Essay mills and the charlatans who run them operate a business model which, at its heart, is based on deriving profit from corrupting the higher education assessment process and exploiting the vulnerabilities and anxieties of students. These companies have to be stopped and we need legislation to help make that happen.
But it is not just about new laws, we have to address other aspects too and this is why this guidance published last year by the QAA is important. The Guide “Contracting to Cheat: How to Address Essay Mills and Contract Cheating” shows that many universities are making good progress with tackling the essay mill cheaters but that more needs to be done. This really helpful QAA paper updates earlier guidance, offering new advice, intelligence and good practice in response to the continually developing and growing essay mill threat.
The essay mills really are a threat
Let’s be clear, the people who run essay mills, who provide the essays for money as part of the cheating business are all engaged in a huge cynical, corrupt and exploitative operation which undermines the UK higher education sector’s hard won reputation and damages many students. We need to stop them.
This recent article in the Telegraph highlights some of the worst examples of essay mill behaviour – students buy poor quality products and are then blackmailed by the essay mill company with the threat of being reported to their university for having utilised the service in the first place.
What is most surprising about the piece is that it is actually arguing against proposed legislation, despite quoting Chris Skidmore on the importance of it. Instead it prefers the views of a couple of lawyers who seem to make their living from supporting students engaged in litigation against their universities and see legislation as unnecessary. These lawyers seem to be more concerned that universities aren’t helping them as much as they would wish in enabling their business to prosper:
“I think it is symptomatic of deeper problems in higher education,” he told The Telegraph. “Students [are] paying tens of thousands of pounds for what is essentially a distance learning course under house arrest… students who are getting a completely different experience from what they paid for seem to be getting little or nothing, so it does all tie in.”

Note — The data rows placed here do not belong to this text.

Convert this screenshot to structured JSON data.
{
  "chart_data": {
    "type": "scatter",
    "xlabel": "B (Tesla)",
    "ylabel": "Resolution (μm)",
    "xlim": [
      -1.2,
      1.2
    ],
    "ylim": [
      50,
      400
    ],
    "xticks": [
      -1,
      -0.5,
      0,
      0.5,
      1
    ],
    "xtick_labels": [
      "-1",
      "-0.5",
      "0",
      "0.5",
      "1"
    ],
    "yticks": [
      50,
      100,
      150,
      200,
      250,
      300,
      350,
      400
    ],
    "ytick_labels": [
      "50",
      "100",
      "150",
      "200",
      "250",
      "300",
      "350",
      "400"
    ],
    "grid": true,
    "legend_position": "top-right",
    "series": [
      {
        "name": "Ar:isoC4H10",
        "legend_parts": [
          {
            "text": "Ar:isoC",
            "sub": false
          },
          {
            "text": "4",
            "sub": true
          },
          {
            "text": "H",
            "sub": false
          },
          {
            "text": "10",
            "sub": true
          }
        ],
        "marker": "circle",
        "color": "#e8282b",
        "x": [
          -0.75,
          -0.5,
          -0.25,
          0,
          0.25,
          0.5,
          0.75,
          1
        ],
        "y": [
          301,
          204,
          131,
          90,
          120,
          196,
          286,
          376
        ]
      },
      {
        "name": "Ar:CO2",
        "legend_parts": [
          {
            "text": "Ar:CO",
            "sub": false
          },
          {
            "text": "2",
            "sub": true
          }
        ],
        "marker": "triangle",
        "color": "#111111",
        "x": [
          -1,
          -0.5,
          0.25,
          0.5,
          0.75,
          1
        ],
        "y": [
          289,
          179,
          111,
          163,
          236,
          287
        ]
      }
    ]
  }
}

“Another problem is there is quite a lot of vagueness when it comes to what academic misconduct actually is,” Mr Jacobs added. “A lot of universities get to create their own definitions.” Plagiarism software has failed to keep up with the detection-evasion techniques of essay mills, so academics are left to make subjective judgements.
This confusion, coupled with lawyers being barred from accompanying students in many academic malpractice panels, has seen Dr Sokol deal with devastated students expelled after being falsely accused of cheating.
“You’ve got innocent students who are found guilty… these students are conveniently forgotten,” he said. “I’m not convinced that most universities have sufficient training for their decision-makers to avoid miscarriages of justice.”
This all demonstrates how far-reaching is the impact of the appalling practices of essay mills.
Banning the essay mills
The minor concerns of universities’ operation of their own regulations are, of course, a complete distraction from the fundamental issue here which is that it is the whole pernicious essay mill enterprise which is undermining the academic integrity of our sector. It is not our own regulations which are the core problem here. We have to have legislation to outlaw these agencies if we are to address the cynical, exploitative essay mill business.
Chris Skidmore’s bill is unlikely to succeed. Introduced under the Ten Minute Rule, it will only be discussed further if all Private Member’s Bills introduced via the traditional Friday sittings are discussed, or if the government actively chooses to progress it. But it does highlight a pressing need for action: let’s ban essay mills for good.